Course Abstract

Training duration: 4 hr (Hands-on)

How many times a day do you use search engines or autocorrect? Do you translate text from one language to another? Getting computers to understand language like humans understand language is the key to solving many problems. However, there are so many things to learn! This course is the perfect place to start. We'll start by defining natural language processing (NLP) and exploring its uses. We'll see how NLP is biased and how to proactively reduce bias. We'll understand the process of tackling NLP problems, including cleaning text data and converting it so that we build models with text data. We'll cover vectorizers, hyperparameters, and pipelines. You'll come away with a full understanding of how to tackle an NLP problem. All of this will be done in Python! You'll know how to do these things in Python, because we'll do them together. If you don't have a strong Python background right now or if you don't know much about machine learning yet, that's OK! We'll assume no prior knowledge and get you set up. This is perfect for beginners, those who want to learn how to do these things in Python, and/or those who want to refresh their skills.

DIFFICULTY LEVEL: BEGINNER

Learning Objectives

  • Clean text data with regular expressions and tokenization

  • Learn lemmatizing and stemming, including how and when to use these techniques

  • Transform data with CountVectorizer and TFIDFVectorizer

  • Fit machine learning models in scikit-learn and evaluate their performance

  • Build pipelines and GridSearch over NLP hyperparameters

Instructor Bio:

Matt Brems

Global Lead Data Science Instructor | General Assembly

Matt Brems

Matt is currently Managing Partner and Principal Data Scientist at BetaVector. His full-time professional data work spans finance, education, consumer-packaged goods, and politics and he earned General Assembly's 2019 "Distinguished Faculty Member of the Year" award. Matt earned his Master's degree in statistics from Ohio State. Matt is passionate about responsibly putting the power of machine learning into the hands of as many people as possible and mentoring folx in data and tech careers. Matt also volunteers with Statistics Without Borders and currently serves on their Executive Committee as the Marketing & Communications Director.

Course Outline

Module 1: Introduction to Natural Language Processing (NLP)

- What is natural language processing?

- What are the applications of NLP?

- What is bias in NLP?


Module 2: Cleaning Text Data

- What is tokenizing, and how do we do it?

- What are regular expressions (RegEx), and how can they be used?

- What is lemmatizing and stemming?


Module 3: Converting Text Data to Model Features

- What is vectorizing?

- How do we properly construct training and testing sets when working with NLP vectors?

- What is CountVectorizer and when should it be used?

- What is TFIDFVectorizer and when should it be used?


Module 4: Hyperparameters in NLP

- What are hyperparameters? What are NLP hyperparameters?

- What are stop words and how do they affect our model?

- What are n-grams and how do they affect our model?

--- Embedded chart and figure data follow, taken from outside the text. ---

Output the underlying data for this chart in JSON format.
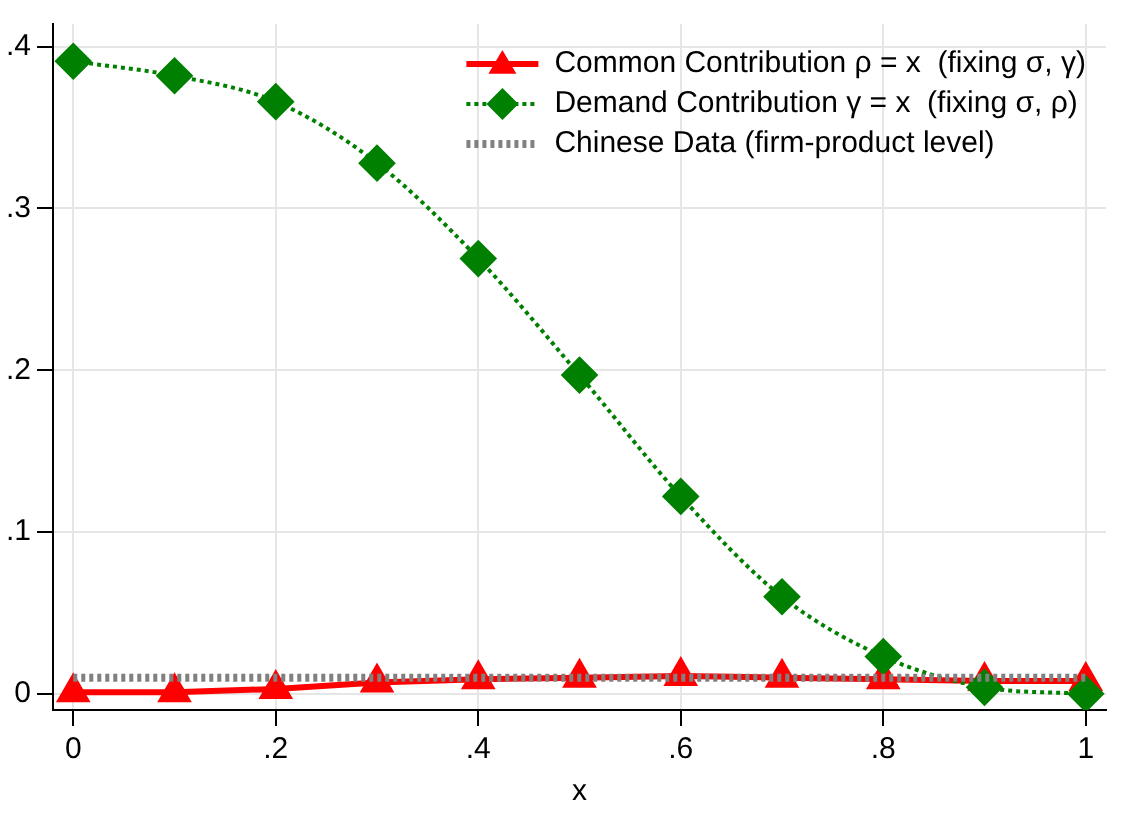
{
  "chart_data": {
    "type": "line",
    "xlabel": "x",
    "x": [
      0,
      0.1,
      0.2,
      0.3,
      0.4,
      0.5,
      0.6,
      0.7,
      0.8,
      0.9,
      1
    ],
    "series": [
      {
        "name": "Common Contribution ρ = x  (fixing σ, γ)",
        "color": "#ff0000",
        "marker": "triangle",
        "line_style": "solid",
        "values": [
          0.001,
          0.001,
          0.003,
          0.007,
          0.009,
          0.01,
          0.011,
          0.01,
          0.009,
          0.008,
          0.008
        ]
      },
      {
        "name": "Demand Contribution γ = x  (fixing σ, ρ)",
        "color": "#008000",
        "marker": "diamond",
        "line_style": "dotted",
        "values": [
          0.391,
          0.382,
          0.366,
          0.328,
          0.269,
          0.197,
          0.122,
          0.06,
          0.023,
          0.004,
          0.0
        ]
      },
      {
        "name": "Chinese Data (firm-product level)",
        "color": "#808080",
        "marker": "none",
        "line_style": "dotted",
        "x": [
          0,
          1
        ],
        "values": [
          0.01,
          0.01
        ]
      }
    ],
    "xlim": [
      -0.02,
      1.02
    ],
    "ylim": [
      -0.01,
      0.414
    ],
    "xticks": [
      0,
      {
        "value": 0.2,
        "label": ".2"
      },
      {
        "value": 0.4,
        "label": ".4"
      },
      {
        "value": 0.6,
        "label": ".6"
      },
      {
        "value": 0.8,
        "label": ".8"
      },
      1
    ],
    "yticks": [
      0,
      {
        "value": 0.1,
        "label": ".1"
      },
      {
        "value": 0.2,
        "label": ".2"
      },
      {
        "value": 0.3,
        "label": ".3"
      },
      {
        "value": 0.4,
        "label": ".4"
      }
    ],
    "grid": true,
    "legend": "top right"
  }
}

- What are max_features, max_df, and min_df, and how do they affect our model?


Module 5: Machine Learning with Pipelines in NLP

- What are considerations of fitting machine learning models in NLP?

- What are pipelines and GridSearch?

- How do we automate model selection with pipelines?

Background knowledge

  • All code is written in Python, so experience is helpful. However, solutions are provided so a Python background is not required

  • Some experience with machine learning is helpful, but not necessary

  • No background in NLP

Applicable Use-cases

  • Natural language processing is useful all over the place! Are you looking to build a chatbot? Are you working with text data like customer feedback that you need to clean and standardize? Just want to add a new skill to your resume?

  • Data scientists: If you're new to working with natural language data, this is for you

  • Developers or engineers: If you know Python but don't have a ton of data science experience (especially with text data), this is for you

  • Linguists and language enthusiasts: If you don't think you have the "technical background" of Python or machine learning, you'll be able to quickly level up. This is for you, too!